Senate debates

Tuesday, 7 February 2017

Answers to Questions on Notice

Question No. 196

3:29 pm

Photo of Ian MacdonaldIan Macdonald (Queensland, Liberal Party) Share this | Hansard source

Just briefly, I do not know this particular area terribly well—I am a Queensland senator from the north—but whenever the Greens run a campaign you always have to be suspicious. I want to thank Senator Back very much for telling those of us in the Senate who are interested in this what the real facts are. With the Greens political party, you have to always distinguish their political campaigns from their so-called environmental credentials. Senator Ludlam let the cat out of the bag when he told us all—as if we did not know—that there was an election coming up in Western Australia in the not too distant future. Of course, the Greens and the Labor Party, as a combined group as always, are fighting to defeat the Liberal government that has done so much for Western Australia over the past nine years.

But I rise in this debate simply to thank Senator Back. It is good that we have people like Senator Back, who know the facts, who can go through the history and who can tell it as it is, rather than listening to the mistruths and misconceptions of the Greens political party. I live in Queensland, and this is what we hear all the time from the Greens and their mates in the radical conservation groups. They will tell any lie at all to try and achieve their aims. I was interested in Senator Back's account of the court actions that have been taken.
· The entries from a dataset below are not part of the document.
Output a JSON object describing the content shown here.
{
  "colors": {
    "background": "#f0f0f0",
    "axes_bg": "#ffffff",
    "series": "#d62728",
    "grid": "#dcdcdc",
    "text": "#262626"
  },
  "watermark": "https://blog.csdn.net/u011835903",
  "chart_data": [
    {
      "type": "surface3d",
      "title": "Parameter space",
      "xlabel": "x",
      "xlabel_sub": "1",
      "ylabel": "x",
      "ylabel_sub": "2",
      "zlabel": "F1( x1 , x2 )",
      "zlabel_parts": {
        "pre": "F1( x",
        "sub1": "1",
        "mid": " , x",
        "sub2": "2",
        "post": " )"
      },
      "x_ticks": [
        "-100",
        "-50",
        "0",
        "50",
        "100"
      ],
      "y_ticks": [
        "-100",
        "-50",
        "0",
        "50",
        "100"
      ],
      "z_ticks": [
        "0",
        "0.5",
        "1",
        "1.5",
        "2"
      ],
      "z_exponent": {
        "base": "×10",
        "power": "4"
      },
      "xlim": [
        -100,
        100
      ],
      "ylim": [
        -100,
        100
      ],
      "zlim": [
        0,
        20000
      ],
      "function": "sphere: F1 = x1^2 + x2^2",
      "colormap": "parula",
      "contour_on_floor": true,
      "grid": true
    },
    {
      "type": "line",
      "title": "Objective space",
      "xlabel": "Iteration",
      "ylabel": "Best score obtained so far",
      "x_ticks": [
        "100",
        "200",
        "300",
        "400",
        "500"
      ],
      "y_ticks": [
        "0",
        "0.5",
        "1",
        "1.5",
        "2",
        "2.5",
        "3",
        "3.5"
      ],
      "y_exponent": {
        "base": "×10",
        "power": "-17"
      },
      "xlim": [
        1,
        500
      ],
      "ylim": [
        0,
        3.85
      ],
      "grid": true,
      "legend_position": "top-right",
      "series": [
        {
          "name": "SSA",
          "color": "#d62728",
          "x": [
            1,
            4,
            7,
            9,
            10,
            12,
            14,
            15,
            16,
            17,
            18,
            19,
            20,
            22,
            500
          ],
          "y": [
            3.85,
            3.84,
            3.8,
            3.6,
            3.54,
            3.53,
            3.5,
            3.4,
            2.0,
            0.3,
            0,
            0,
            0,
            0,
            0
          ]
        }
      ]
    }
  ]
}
As I understand it, the courts have ruled against the line of the Greens political party and their radical green allies and ruled in favour of the law. The same happens in my state of Queensland. In Queensland, we desperately need the Adani rail and coal project. But the Greens political party representatives—the few of them that there are—and their radical green organisation counterparts keep taking court case after court case to try and stop this project, which means so much for jobs and wealth for all Queenslanders. It would be a fantastic project. It has unilateral support, except for the Greens political party. Even—I have to say to my colleagues over the aisle here—the Queensland Labor government has at last recognised the importance of this project and supports it. All the facts, all the evidence and all the scientific reports are there.